Un saint Augustin inconnu
Extrait de la thèse imprimée sur soie Toulouse,Apud Ionnam Pech, 1671 (BM Lyon, Fonds Chomarat, Est. 17125).Pour revenir à la thèse du Fonds Chomarat, qui a échappé, à ce jour, à tous les spécialistes du sujet ou aux différents membres de la famille Stella, nous allons tenter d'apporter quelques précisions tant au niveau de la figure, du dessinateur de la gravure, du graveur lui-même que de l'imprimeur toulousain. La bonne facture de la gravure implique que le dessinateur du sujet, en l'occurrence Antoine Bouzonnet-Stella, connu pour être le collaborateur habituel du graveur Guillaume Vallet, ait eut sous les yeux une peinture de grande qualité. Louis Réau dans son Iconographie de l'Art chrétien, liste les différents portraits connus de saint Augustin, notamment ceux du XVe au XVIIe siècle, contemporains des Stella [note]Paris, Presses Universitaires de France, 1958. Tome 3 : Iconographie des saints.. Il ne peut donc pas s'agir de celui peint en 1480 par Botticcelli où saint Augustin est représenté dans sa bibliothèque, la mitre posée sur une table à ses côtés. Il en est de même pour le saint Augustin de Pinturicchio (il trône dans une niche avec un livre et la crosse), ou ceux de Gaspard de Crayer (le saint en extase voit un coeur ailé et enflammé), et de Murillo (Jésus perce d'une flèche son coeur enflammé).

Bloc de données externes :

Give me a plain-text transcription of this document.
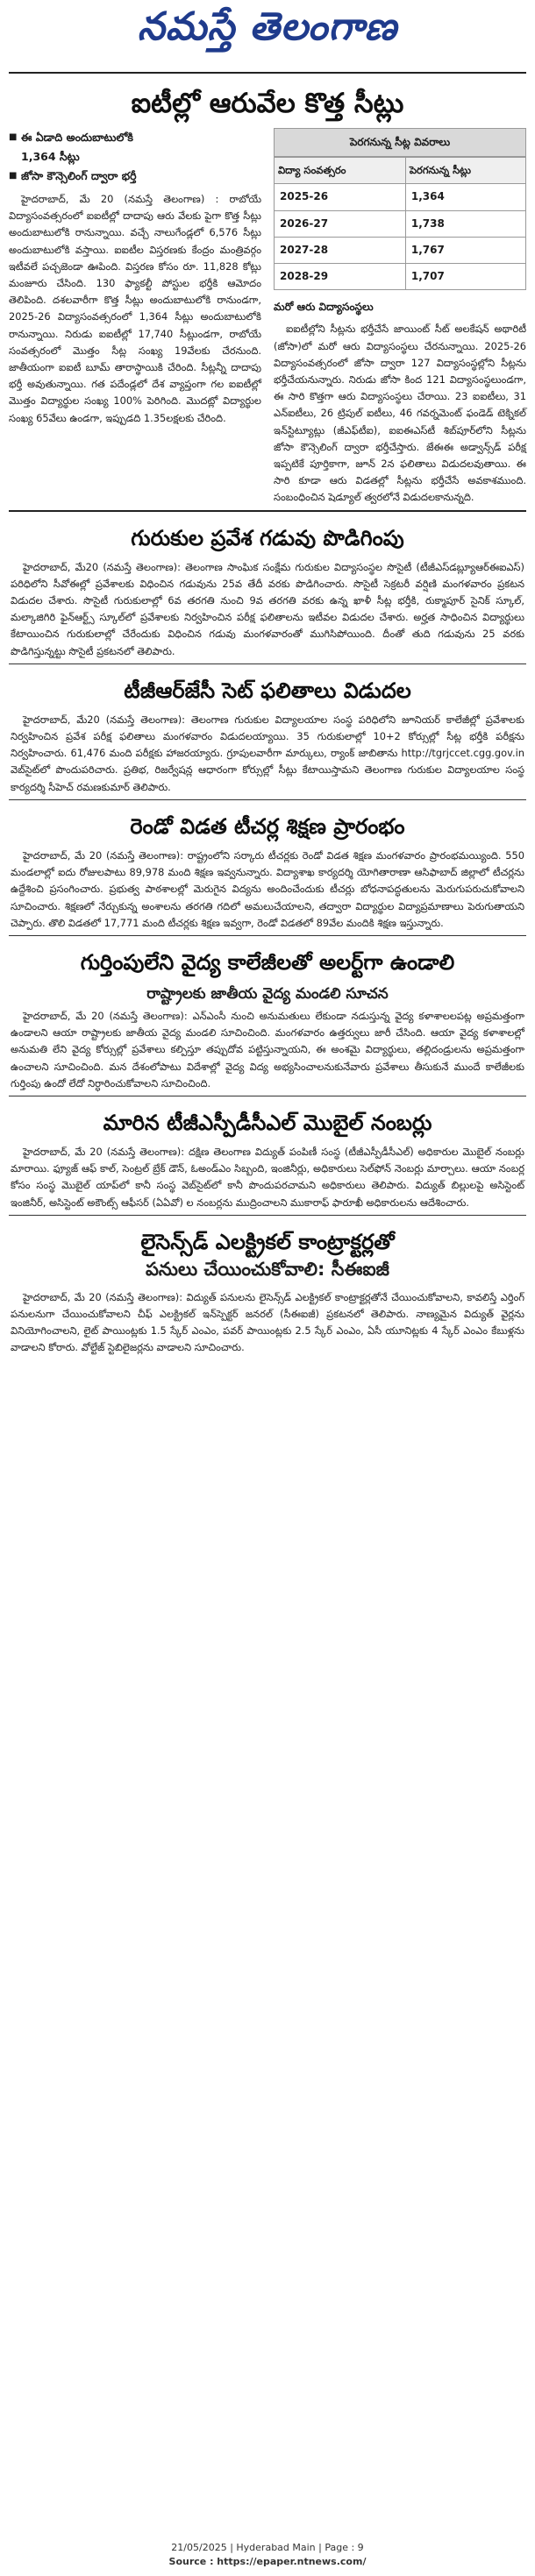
నమస్తే తెలంగాణ
ఐటీల్లో ఆరువేల కొత్త సీట్లు
■ ఈ ఏడాది అందుబాటులోకి
1,364 సీట్లు
■ జోసా కౌన్సెలింగ్ ద్వారా భర్తీ

హైదరాబాద్, మే 20 (నమస్తే తెలంగాణ) : రాబోయే విద్యాసంవత్సరంలో ఐఐటీల్లో దాదాపు ఆరు వేలకు పైగా కొత్త సీట్లు అందుబాటులోకి రానున్నాయి. వచ్చే నాలుగేండ్లలో 6,576 సీట్లు అందుబాటులోకి వస్తాయి. ఐఐటీల విస్తరణకు కేంద్రం మంత్రివర్గం ఇటీవలే పచ్చజెండా ఊపింది. విస్తరణ కోసం రూ. 11,828 కోట్లు మంజూరు చేసింది. 130 ఫ్యాకల్టీ పోస్టుల భర్తీకి ఆమోదం తెలిపింది. దశలవారీగా కొత్త సీట్లు అందుబాటులోకి రానుండగా, 2025-26 విద్యాసంవత్సరంలో 1,364 సీట్లు అందుబాటులోకి రానున్నాయి. నిరుడు ఐఐటీల్లో 17,740 సీట్లుండగా, రాబోయే సంవత్సరంలో మొత్తం సీట్ల సంఖ్య 19వేలకు చేరనుంది. జాతీయంగా ఐఐటీ బూమ్ తారాస్థాయికి చేరింది. సీట్లన్నీ దాదాపు భర్తీ అవుతున్నాయి. గత పదేండ్లలో దేశ వ్యాప్తంగా గల ఐఐటీల్లో మొత్తం విద్యార్థుల సంఖ్య 100% పెరిగింది. మొదట్లో విద్యార్థుల సంఖ్య 65వేలు ఉండగా, ఇప్పుడది 1.35లక్షలకు చేరింది.

పెరగనున్న సీట్ల వివరాలు
విద్యా సంవత్సరం	పెరగనున్న సీట్లు
2025-26	1,364
2026-27	1,738
2027-28	1,767
2028-29	1,707
మరో ఆరు విద్యాసంస్థలు

ఐఐటీల్లోని సీట్లను భర్తీచేసే జాయింట్ సీట్ అలకేషన్ అథారిటీ (జోసా)లో మరో ఆరు విద్యాసంస్థలు చేరనున్నాయి. 2025-26 విద్యాసంవత్సరంలో జోసా ద్వారా 127 విద్యాసంస్థల్లోని సీట్లను భర్తీచేయనున్నారు. నిరుడు జోసా కింద 121 విద్యాసంస్థలుండగా, ఈ సారి కొత్తగా ఆరు విద్యాసంస్థలు చేరాయి. 23 ఐఐటీలు, 31 ఎన్‌ఐటీలు, 26 ట్రిపుల్ ఐటీలు, 46 గవర్నమెంట్ ఫండెడ్ టెక్నికల్ ఇన్‌స్టిట్యూట్లు (జీఎఫ్‌టీఐ), ఐఐఈఎస్‌టీ శిబ్‌పూర్‌లోని సీట్లను జోసా కౌన్సెలింగ్ ద్వారా భర్తీచేస్తారు. జేఈఈ అడ్వాన్స్‌డ్ పరీక్ష ఇప్పటికే పూర్తికాగా, జూన్ 2న ఫలితాలు విడుదలవుతాయి. ఈ సారి కూడా ఆరు విడతల్లో సీట్లను భర్తీచేసే అవకాశముంది. సంబంధించిన షెడ్యూల్ త్వరలోనే విడుదలకానున్నది.

గురుకుల ప్రవేశ గడువు పొడిగింపు

హైదరాబాద్, మే20 (నమస్తే తెలంగాణ): తెలంగాణ సాంఘిక సంక్షేమ గురుకుల విద్యాసంస్థల సొసైటీ (టీజీఎస్‌డబ్ల్యూఆర్‌ఈఐఎస్) పరిధిలోని సీవోఈల్లో ప్రవేశాలకు విధించిన గడువును 25వ తేదీ వరకు పొడిగించారు. సొసైటీ సెక్రటరీ వర్షిణి మంగళవారం ప్రకటన విడుదల చేశారు. సొసైటీ గురుకులాల్లో 6వ తరగతి నుంచి 9వ తరగతి వరకు ఉన్న ఖాళీ సీట్ల భర్తీకి, రుక్మాపూర్ సైనిక్ స్కూల్, మల్కాజిగిరి ఫైన్‌ఆర్ట్స్ స్కూల్‌లో ప్రవేశాలకు నిర్వహించిన పరీక్ష ఫలితాలను ఇటీవల విడుదల చేశారు. అర్హత సాధించిన విద్యార్థులు కేటాయించిన గురుకులాల్లో చేరేందుకు విధించిన గడువు మంగళవారంతో ముగిసిపోయింది. దీంతో తుది గడువును 25 వరకు పొడిగిస్తున్నట్టు సొసైటీ ప్రకటనలో తెలిపారు.

టీజీఆర్‌జేసీ సెట్ ఫలితాలు విడుదల

హైదరాబాద్, మే20 (నమస్తే తెలంగాణ): తెలంగాణ గురుకుల విద్యాలయాల సంస్థ పరిధిలోని జూనియర్ కాలేజీల్లో ప్రవేశాలకు నిర్వహించిన ప్రవేశ పరీక్ష ఫలితాలు మంగళవారం విడుదలయ్యాయి. 35 గురుకులాల్లో 10+2 కోర్సుల్లో సీట్ల భర్తీకి పరీక్షను నిర్వహించారు. 61,476 మంది పరీక్షకు హాజరయ్యారు. గ్రూపులవారీగా మార్కులు, ర్యాంక్ జాబితాను http://tgrjccet.cgg.gov.in వెబ్‌సైట్‌లో పొందుపరిచారు. ప్రతిభ, రిజర్వేషన్ల ఆధారంగా కోర్సుల్లో సీట్లు కేటాయిస్తామని తెలంగాణ గురుకుల విద్యాలయాల సంస్థ కార్యదర్శి సీహెచ్ రమణకుమార్ తెలిపారు.

రెండో విడత టీచర్ల శిక్షణ ప్రారంభం

హైదరాబాద్, మే 20 (నమస్తే తెలంగాణ): రాష్ట్రంలోని సర్కారు టీచర్లకు రెండో విడత శిక్షణ మంగళవారం ప్రారంభమయ్యింది. 550 మండలాల్లో ఐదు రోజులపాటు 89,978 మంది శిక్షణ ఇవ్వనున్నారు. విద్యాశాఖ కార్యదర్శి యోగితారాణా ఆసిఫాబాద్ జిల్లాలో టీచర్లను ఉద్దేశించి ప్రసంగించారు. ప్రభుత్వ పాఠశాలల్లో మెరుగైన విద్యను అందించేందుకు టీచర్లు బోధనాపద్ధతులను మెరుగుపరుచుకోవాలని సూచించారు. శిక్షణలో నేర్చుకున్న అంశాలను తరగతి గదిలో అమలుచేయాలని, తద్వారా విద్యార్థుల విద్యాప్రమాణాలు పెరుగుతాయని చెప్పారు. తొలి విడతలో 17,771 మంది టీచర్లకు శిక్షణ ఇవ్వగా, రెండో విడతలో 89వేల మందికి శిక్షణ ఇస్తున్నారు.

గుర్తింపులేని వైద్య కాలేజీలతో అలర్ట్‌గా ఉండాలి
రాష్ట్రాలకు జాతీయ వైద్య మండలి సూచన

హైదరాబాద్, మే 20 (నమస్తే తెలంగాణ): ఎన్‌ఎంసీ నుంచి అనుమతులు లేకుండా నడుస్తున్న వైద్య కళాశాలలపట్ల అప్రమత్తంగా ఉండాలని ఆయా రాష్ట్రాలకు జాతీయ వైద్య మండలి సూచించింది. మంగళవారం ఉత్తర్వులు జారీ చేసింది. ఆయా వైద్య కళాశాలల్లో అనుమతి లేని వైద్య కోర్సుల్లో ప్రవేశాలు కల్పిస్తూ తప్పుదోవ పట్టిస్తున్నాయని, ఈ అంశమై విద్యార్థులు, తల్లిదండ్రులను అప్రమత్తంగా ఉంచాలని సూచించింది. మన దేశంలోపాటు విదేశాల్లో వైద్య విద్య అభ్యసించాలనుకునేవారు ప్రవేశాలు తీసుకునే ముందే కాలేజీలకు గుర్తింపు ఉందో లేదో నిర్ధారించుకోవాలని సూచించింది.

మారిన టీజీఎస్పీడీసీఎల్ మొబైల్ నంబర్లు

హైదరాబాద్, మే 20 (నమస్తే తెలంగాణ): దక్షిణ తెలంగాణ విద్యుత్ పంపిణీ సంస్థ (టీజీఎస్పీడీసీఎల్) అధికారుల మొబైల్ నంబర్లు మారాయి. ఫ్యూజ్ ఆఫ్ కాల్, సెంట్రల్ బ్రేక్ డౌన్, ఓఅండ్‌ఎం సిబ్బంది, ఇంజినీర్లు, అధికారులు సెల్‌ఫోన్ నెంబర్లు మార్చాలు. ఆయా నంబర్ల కోసం సంస్థ మొబైల్ యాప్‌లో కానీ సంస్థ వెబ్‌సైట్‌లో కానీ పొందుపరచామని అధికారులు తెలిపారు. విద్యుత్ బిల్లులపై అసిస్టెంట్ ఇంజినీర్, అసిస్టెంట్ అకౌంట్స్ ఆఫీసర్ (ఏఏవో) ల నంబర్లను ముద్రించాలని ముకారాఫ్ ఫారూఖీ అధికారులను ఆదేశించారు.

లైసెన్స్‌డ్ ఎలక్ట్రికల్ కాంట్రాక్టర్లతో
పనులు చేయించుకోవాలి: సీఈఐజీ

హైదరాబాద్, మే 20 (నమస్తే తెలంగాణ): విద్యుత్ పనులను లైసెన్స్‌డ్ ఎలక్ట్రికల్ కాంట్రాక్టర్లతోనే చేయించుకోవాలని, కావలిస్తే ఎర్తింగ్‌ పనులనుగా చేయించుకోవాలని చీఫ్ ఎలక్ట్రికల్ ఇన్‌స్పెక్టర్ జనరల్ (సీఈఐజీ) ప్రకటనలో తెలిపారు. నాణ్యమైన విద్యుత్ వైర్లను వినియోగించాలని, లైట్ పాయింట్లకు 1.5 స్కేర్ ఎంఎం, పవర్ పాయింట్లకు 2.5 స్కేర్ ఎంఎం, ఏసీ యూనిట్లకు 4 స్కేర్ ఎంఎం కేబుళ్లను వాడాలని కోరారు. వోల్టేజ్ స్టెబిలైజర్లను వాడాలని సూచించారు.

21/05/2025 | Hyderabad Main | Page : 9
Source : https://epaper.ntnews.com/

Restent les deux portraits conservés au Louvre, par Borgognone (il est représenté, la crosse en main avec un donateur agenouillé) ou celui peint vers 1476 par Juste de Gand, sans doute celui le plus proche de notre gravure, puisque l'on voit saint Augustin en évêque, la main gauche posée sur un livre et l'autre en l'air mais sans le coeur [note]Département des peintures, MI 650.. Nous pourrions poursuivre en citant également le saint Augustin (peinture anonyme du XVIIe siècle) conservé au Musée de Dôle, également assez proche malgré une mitre au décor différent, mais nous devons revenir au dessinateur « » qui signe l'illustration de notre thèse.
Comme nous l'avons déjà dit, il ne peut s'agir que du neveu de Jacques Stella (1596-1657), Antoine Bouzonnet-Stella (1637-1682), et non de sa soeur Antoinette (1641-1676), l'initiale « AT. » du prénom pouvant prêter à confusion. Antoine est connu pour avoir contribué à l'illustration de plusieurs thèses, ce qui n'est pas le cas d'Antoinette. En revanche, une autre de ses soeurs, Claudine Bouzonnet-Stella (1636-1697) a collaboré à des thèses gravées et éditées à Paris par Gantrel, comme, en 1678, le portrait de François de Harlay, passe-partout allégorique, réalisé d'après un dessin de son frère Antoine [note]Paris, Bibliothèque Sainte-Geneviève, Est. 111. Thèse probable de François Fortstall, réédition avec portrait de Pierre de Bonzi, réédition probable pour la thèse de Jean Dupuis. Meyer, op. cit., page 159 et n° 15. Inventaire du Fonds français, XVIIe siècle, n° 42..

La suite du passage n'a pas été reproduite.